The CDC needs to WITHDRAW this proposal, withdraw, rescind, revoke the 2016 guidelines and get out of the business of the practice of medicine and quit putting out “cook book recipes” in how to treat subjective disease(s), that has no means of measuring the intensity of the disease on the pt’s QOL.

6 Responses

  1. Thank you Steve for your thoughtful commentary on this topic. I live with chronic pain and have recently been made to stop my medication as a result of my doctor closing his practice and not having any doctor willing to help me with medication.

  2. Spot on Steve, thank you.

  3. Excellent advice Steve. I do have a question, I thought there were five involved in writing this? Did one drop out? I am seeing too many pain patients who haven’t read the newest CDC Draft and for some the reasons are valid. I told one group if you haven’t read it then don’t comment on, just tell their individual story. If people don’t read it, yes it is long, then if the comment is based on someone else’s thoughts, they will come across as sounding, well, like a fool. Don’t write “I heard it’s bad” explain why it’s bad. I recommended reading maybe 15-20 pages a day if it’s overwhelming, then take notes, it will break the 211 page document into something anyone can read and understand.

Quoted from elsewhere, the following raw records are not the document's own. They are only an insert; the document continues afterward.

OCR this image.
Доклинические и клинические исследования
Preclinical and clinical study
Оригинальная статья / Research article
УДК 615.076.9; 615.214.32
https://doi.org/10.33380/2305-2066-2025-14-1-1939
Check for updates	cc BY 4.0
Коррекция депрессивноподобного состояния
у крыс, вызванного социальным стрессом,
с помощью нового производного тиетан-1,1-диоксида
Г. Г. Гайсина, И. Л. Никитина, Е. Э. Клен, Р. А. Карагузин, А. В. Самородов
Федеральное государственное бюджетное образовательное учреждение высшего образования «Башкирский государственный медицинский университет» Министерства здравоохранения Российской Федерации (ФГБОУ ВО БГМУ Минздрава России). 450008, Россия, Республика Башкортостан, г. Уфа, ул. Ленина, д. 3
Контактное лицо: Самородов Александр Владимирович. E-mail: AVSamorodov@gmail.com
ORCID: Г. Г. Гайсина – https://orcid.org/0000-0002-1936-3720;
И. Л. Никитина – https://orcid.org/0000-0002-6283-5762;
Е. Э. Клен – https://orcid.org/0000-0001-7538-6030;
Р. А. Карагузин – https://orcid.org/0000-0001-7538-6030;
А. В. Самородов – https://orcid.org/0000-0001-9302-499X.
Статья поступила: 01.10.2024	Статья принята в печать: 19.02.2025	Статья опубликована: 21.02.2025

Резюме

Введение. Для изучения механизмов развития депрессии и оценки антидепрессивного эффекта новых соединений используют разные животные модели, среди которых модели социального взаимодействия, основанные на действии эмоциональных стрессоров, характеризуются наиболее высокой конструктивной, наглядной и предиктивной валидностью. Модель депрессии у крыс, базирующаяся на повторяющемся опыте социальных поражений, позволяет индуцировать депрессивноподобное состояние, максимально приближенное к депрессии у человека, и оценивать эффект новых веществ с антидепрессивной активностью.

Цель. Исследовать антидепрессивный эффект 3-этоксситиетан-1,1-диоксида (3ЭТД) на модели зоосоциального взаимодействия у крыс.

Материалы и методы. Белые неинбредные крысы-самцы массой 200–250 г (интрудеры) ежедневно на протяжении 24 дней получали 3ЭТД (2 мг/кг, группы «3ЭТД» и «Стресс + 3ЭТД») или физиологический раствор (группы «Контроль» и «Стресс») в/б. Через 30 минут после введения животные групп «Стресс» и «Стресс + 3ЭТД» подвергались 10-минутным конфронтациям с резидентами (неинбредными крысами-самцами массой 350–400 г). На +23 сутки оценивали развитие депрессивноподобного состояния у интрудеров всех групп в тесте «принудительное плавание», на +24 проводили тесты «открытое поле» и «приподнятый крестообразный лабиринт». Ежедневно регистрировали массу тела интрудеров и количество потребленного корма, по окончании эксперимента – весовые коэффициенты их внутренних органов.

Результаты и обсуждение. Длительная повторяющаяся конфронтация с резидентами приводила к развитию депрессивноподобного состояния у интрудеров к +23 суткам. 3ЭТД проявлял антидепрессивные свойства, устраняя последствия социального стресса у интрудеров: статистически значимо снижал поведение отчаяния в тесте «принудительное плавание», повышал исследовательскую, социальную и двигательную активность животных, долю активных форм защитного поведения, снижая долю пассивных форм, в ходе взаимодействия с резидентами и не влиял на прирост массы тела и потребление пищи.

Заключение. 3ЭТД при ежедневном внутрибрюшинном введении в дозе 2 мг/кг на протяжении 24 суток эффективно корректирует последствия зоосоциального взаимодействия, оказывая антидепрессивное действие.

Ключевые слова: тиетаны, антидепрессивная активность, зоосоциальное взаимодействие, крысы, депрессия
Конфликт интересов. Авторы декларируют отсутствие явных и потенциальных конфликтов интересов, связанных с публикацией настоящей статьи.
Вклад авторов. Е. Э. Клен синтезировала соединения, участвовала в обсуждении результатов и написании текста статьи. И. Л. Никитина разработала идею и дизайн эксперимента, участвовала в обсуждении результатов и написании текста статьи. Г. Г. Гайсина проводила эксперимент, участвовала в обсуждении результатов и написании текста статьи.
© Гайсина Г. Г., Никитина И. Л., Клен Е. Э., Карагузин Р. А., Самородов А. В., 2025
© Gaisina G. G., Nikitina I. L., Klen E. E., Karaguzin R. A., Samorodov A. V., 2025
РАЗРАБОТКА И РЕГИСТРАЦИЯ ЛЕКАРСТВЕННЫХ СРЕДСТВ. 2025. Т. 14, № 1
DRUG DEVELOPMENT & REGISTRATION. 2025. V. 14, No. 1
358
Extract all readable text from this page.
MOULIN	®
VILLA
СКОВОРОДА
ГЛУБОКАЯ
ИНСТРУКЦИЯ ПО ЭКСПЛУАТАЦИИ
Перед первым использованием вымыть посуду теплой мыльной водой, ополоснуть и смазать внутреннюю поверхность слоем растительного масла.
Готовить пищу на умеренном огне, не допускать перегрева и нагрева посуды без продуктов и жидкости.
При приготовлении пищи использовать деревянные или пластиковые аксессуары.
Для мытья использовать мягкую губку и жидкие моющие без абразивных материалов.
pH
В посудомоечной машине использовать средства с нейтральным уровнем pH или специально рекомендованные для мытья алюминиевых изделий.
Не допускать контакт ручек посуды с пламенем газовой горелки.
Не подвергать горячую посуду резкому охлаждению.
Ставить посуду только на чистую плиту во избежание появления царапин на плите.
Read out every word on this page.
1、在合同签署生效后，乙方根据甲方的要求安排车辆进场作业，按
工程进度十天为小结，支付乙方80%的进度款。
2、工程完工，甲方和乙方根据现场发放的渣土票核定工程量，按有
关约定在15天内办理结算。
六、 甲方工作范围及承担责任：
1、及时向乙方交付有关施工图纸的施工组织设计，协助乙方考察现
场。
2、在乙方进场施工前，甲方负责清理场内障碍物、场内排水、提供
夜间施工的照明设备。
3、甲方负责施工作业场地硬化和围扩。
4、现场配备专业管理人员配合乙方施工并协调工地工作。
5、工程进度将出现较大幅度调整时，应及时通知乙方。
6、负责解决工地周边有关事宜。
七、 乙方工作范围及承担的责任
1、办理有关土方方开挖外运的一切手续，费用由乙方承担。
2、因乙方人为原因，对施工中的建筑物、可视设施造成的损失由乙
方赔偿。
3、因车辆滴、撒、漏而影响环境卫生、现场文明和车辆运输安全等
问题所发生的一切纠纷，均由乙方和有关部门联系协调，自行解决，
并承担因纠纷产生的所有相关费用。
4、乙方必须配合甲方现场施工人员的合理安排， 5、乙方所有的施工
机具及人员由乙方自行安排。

I fear it’s going to be interpreted by physicians and other prescribers just like the 2016 guidelines, incorrectly and the way this 2022 Draft is written you can bet it will be a repeat of 2016, only worse, at our expense, the pain community and those who care for those in pain. Once again we lose out. Bottom line, we are screwed.

  4. That’s utterly terrifying. It is refreshing to hear someone speak on it that actually KNOWS and has personal experience with the issue tospeak out for the chronic pain patients for a change. Thank you sir!

  5. Thanks Steve. Your very first remarks are spot on about the authority to even advice on this subject is spot on. How can this be changed? My biggest fear is drs won’t get the message. Since 2016 they have been so ingrained in this mess they will be too afraid to change. Too many jail sentences for unwarranted abuse etc. Sounds good but just more BS.